たくさんの、本当にたくさんの宝物をいただきました。病気に背中を押されるようにして全力で走りきり、燃え尽きましたが、そのご褒美としては、多すぎるほどです。
中山さんがベースを弾いているときに「あ~生きている!」と感じておられるように、私もこのかん、何度も、何度も、生の実感を全身に感じることができました。
中山さん、関わってくださった全ての皆さんに心から感謝いたします。
最後に、PV公開後の中山さんとのメールのやりとりを記録して、ホームコンサートの報告を終えたいと思います。
中山さんから朝子へ
「一番大事な事は、100点を取ることではなく、例え30点でも一生懸命になれたり、思いがそこにあれば、100点以上の価値があると思います。今回のコンサート、動画の作成、すべてがいっぱいに溢れた思いが作り上げたものだと思います。

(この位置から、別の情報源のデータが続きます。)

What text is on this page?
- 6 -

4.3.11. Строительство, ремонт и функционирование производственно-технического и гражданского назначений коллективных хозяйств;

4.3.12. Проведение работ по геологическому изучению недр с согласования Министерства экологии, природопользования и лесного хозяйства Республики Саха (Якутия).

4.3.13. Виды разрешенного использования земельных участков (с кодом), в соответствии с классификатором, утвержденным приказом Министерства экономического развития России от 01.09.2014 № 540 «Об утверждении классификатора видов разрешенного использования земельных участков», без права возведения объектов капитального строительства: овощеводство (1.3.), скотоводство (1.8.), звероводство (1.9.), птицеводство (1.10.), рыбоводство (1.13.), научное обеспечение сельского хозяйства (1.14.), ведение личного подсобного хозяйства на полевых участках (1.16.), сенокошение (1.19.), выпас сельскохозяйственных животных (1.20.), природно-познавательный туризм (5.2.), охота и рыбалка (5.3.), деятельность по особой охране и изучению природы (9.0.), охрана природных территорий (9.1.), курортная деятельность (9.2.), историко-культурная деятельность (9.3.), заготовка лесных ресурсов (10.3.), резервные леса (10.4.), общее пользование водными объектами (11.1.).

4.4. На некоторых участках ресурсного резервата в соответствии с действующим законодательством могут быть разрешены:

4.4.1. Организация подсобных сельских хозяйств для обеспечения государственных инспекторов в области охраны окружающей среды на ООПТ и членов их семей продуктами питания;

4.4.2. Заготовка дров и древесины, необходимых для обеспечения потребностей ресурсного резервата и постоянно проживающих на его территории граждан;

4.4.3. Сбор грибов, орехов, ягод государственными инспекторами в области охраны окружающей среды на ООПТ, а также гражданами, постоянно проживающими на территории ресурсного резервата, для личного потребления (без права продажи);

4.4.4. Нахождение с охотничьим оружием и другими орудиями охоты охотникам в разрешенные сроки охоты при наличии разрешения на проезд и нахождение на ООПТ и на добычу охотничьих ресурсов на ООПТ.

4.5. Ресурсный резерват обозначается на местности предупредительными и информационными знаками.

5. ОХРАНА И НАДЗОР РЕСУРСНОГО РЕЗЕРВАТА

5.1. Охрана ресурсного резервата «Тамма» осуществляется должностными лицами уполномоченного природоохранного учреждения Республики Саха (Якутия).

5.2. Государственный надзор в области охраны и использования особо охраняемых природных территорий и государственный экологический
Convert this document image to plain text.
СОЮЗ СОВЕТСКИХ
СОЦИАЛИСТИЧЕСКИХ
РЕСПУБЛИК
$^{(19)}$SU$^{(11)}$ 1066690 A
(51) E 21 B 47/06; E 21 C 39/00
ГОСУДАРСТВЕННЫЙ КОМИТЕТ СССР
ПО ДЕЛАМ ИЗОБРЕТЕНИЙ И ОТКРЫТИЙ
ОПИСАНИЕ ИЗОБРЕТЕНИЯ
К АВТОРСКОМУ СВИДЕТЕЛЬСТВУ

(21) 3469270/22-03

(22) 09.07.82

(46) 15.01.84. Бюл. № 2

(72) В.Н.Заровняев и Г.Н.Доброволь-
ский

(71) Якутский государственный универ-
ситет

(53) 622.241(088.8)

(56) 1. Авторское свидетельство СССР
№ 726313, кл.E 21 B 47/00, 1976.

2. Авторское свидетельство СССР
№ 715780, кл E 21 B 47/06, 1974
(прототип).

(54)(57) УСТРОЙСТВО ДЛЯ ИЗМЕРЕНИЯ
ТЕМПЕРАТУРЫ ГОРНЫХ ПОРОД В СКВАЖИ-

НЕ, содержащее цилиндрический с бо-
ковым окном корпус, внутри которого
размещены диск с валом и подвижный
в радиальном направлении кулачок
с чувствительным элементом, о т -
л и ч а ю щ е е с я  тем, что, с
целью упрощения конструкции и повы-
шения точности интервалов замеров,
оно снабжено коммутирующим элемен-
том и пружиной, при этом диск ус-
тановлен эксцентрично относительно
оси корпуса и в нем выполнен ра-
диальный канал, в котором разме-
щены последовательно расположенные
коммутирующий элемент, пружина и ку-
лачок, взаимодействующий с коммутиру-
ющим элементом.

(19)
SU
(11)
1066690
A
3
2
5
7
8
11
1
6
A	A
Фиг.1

今までにない何かをしようとすると、新しい発見がいっぱい目の前に出て来ます。でも、それらはすべて意味のあることだと思います。また自分の人生のページを何枚かめくりました。素晴らしき時を作り上げたと思います。
朝子さんいろいろお疲れになりましたね!でも、いい思い出を残す事が出来たと思います。誰でもが出来る事ではなく、朝子さんの熱い思いが完成させてくれたと思います。」
朝子から中山さんへ
「中山さんの支えがあってこその成功でした。いつもよい方向へお導きいただきましてありがとうございました。
それにしましても、聴けば聴くほどに味わい深いですね、ベースの音は。
「風を聞くような感じ」という声もありました。初めてベースソロを聴いた方からのPVの感想です。」
中山さんから朝子へ 2
「「風を聞くような感じ」大好きな表現ですね!
目を静かに閉じると目の前を、奏でられたベースの音にくっついて、
音風がす~っと吹き抜けて行く・・
その瞬間に「あ~生きている!」と感じるのです。」